The Town of Erwin

The history of Erwin dates only from the 1900’s, but the community is located in an area rich in history that stretches back to colonial times, Erwin is located near the site of the old settlement of Averasboro, which finds mention in accounts of both the Revolutionary War and the War Between the States. It lies on the east side of the Cape Fear River on low, but well drained lands which, in their original state, were heavily wooded. 

The community of Erwin began with the erection of a cotton mill in 1903. In fact, its history is in a large part the history of this milling enterprise, which was constructed by the Erwin Cotton Mills Company and became the property of a successor-Swift Industries, Incorporated-before the mill was closed in 2000. 

The Erwin Mills Company was formed in 1892 by a group of financiers who included W.A. Erwin and J.B. “Buck” Duke. Construction started in the spring of 1903, and the mill was in full operation by the latter part of 1905. The site had been selected because of the proximity of the Cape Fear River, the proximity of the cotton fields, and the probable supply of adequate labor. 

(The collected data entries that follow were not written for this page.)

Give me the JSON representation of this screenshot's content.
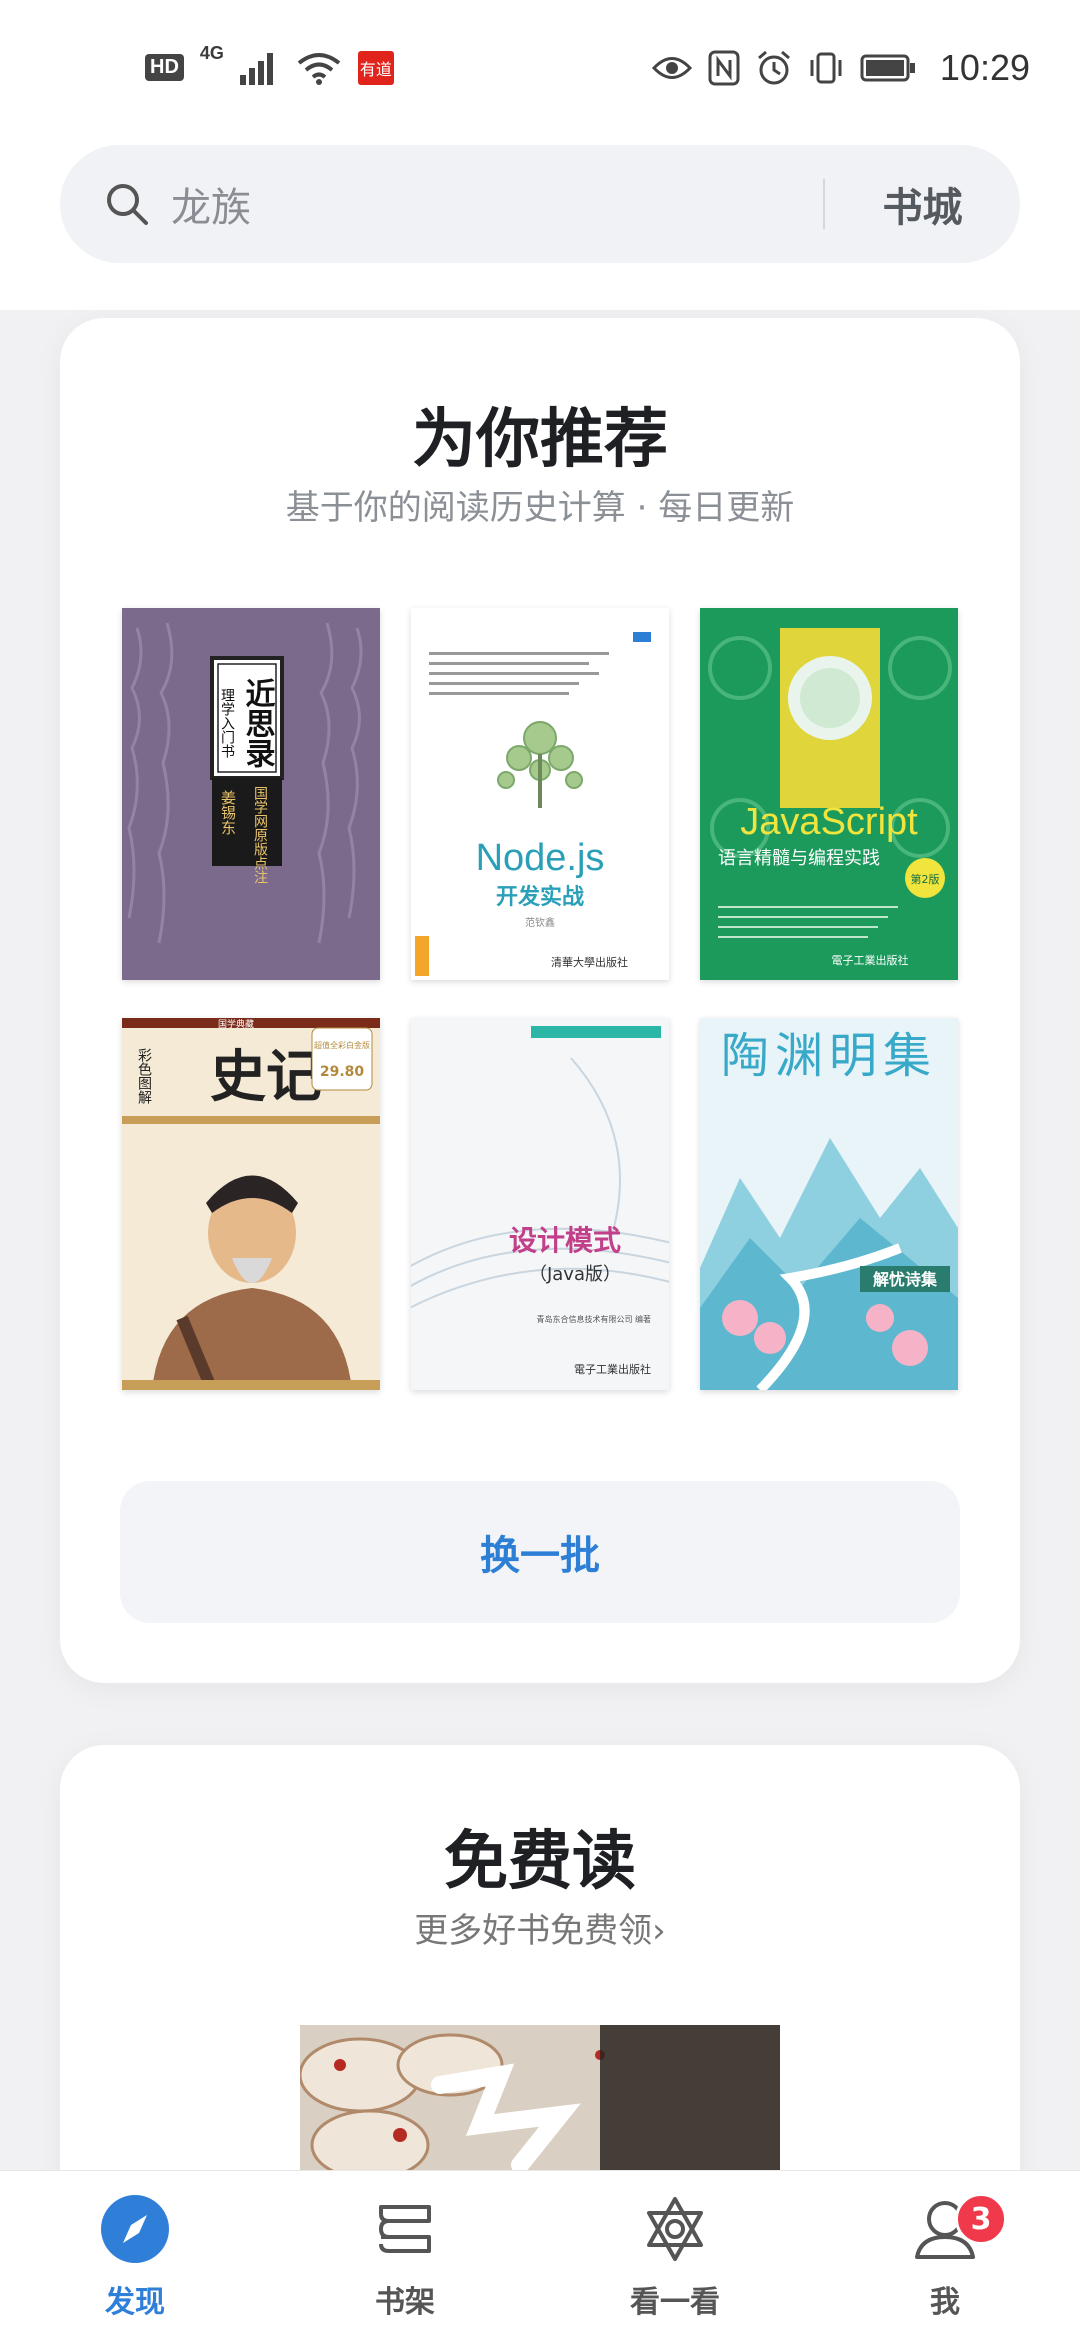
{
  "status_bar": {
    "hd": "HD",
    "network": "4G",
    "app_badge": "有道",
    "time": "10:29"
  },
  "search": {
    "query": "龙族",
    "store_label": "书城"
  },
  "recommend": {
    "title": "为你推荐",
    "subtitle": "基于你的阅读历史计算 · 每日更新",
    "refresh_label": "换一批",
    "books": [
      {
        "title": "近思录",
        "subtitle": "理学入门书",
        "author": "姜锡东",
        "note": "国学网原版点注",
        "cover_color": "#7b6a8c"
      },
      {
        "title": "Node.js",
        "subtitle": "开发实战",
        "author": "范钦鑫",
        "publisher": "清華大學出版社",
        "cover_color": "#ffffff"
      },
      {
        "title": "JavaScript",
        "subtitle": "语言精髓与编程实践",
        "edition": "第2版",
        "publisher": "電子工業出版社",
        "cover_color": "#1b9a5c"
      },
      {
        "title": "史记",
        "series": "国学典藏",
        "note": "彩色图解",
        "price": "29.80",
        "edition_note": "超值全彩白金版",
        "cover_color": "#f4ead5"
      },
      {
        "title": "设计模式",
        "subtitle": "（Java版）",
        "author": "青岛东合信息技术有限公司 编著",
        "publisher": "電子工業出版社",
        "cover_color": "#f4f6f8"
      },
      {
        "title": "陶渊明集",
        "subtitle": "解忧诗集",
        "cover_color": "#e8f4f8"
      }
    ]
  },
  "free": {
    "title": "免费读",
    "subtitle": "更多好书免费领›"
  },
  "nav": [
    {
      "label": "发现",
      "active": true
    },
    {
      "label": "书架",
      "active": false
    },
    {
      "label": "看一看",
      "active": false
    },
    {
      "label": "我",
      "active": false,
      "badge": "3"
    }
  ],
  "colors": {
    "accent": "#2f7fd9",
    "badge": "#f0394a"
  }
}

The town which was constructed to house the workers of the mill was originally called Duke, but its name was changed to Erwin in 1926 when Trinity College in Durham became Duke University. In the initial plan there were about 300 dwelling houses. The establishment of basic services came Quick on the heels of the first developments of the town. The first doctor began practicing in 1903, and in 1910, the first hospital in Harnett County opened in Erwin. 

In the 1920’s enlargements were made in the mill, and a number of new homes were built for employees of the mill, the company laid the water and sewer lines in the basic system which serves the town. In the 1950’s Erwin Mills began selling houses and other lots to residents of the town. This policy was continued by Burlington Industries, with the consequence that today all residential and store buildings in the town are owned by individuals.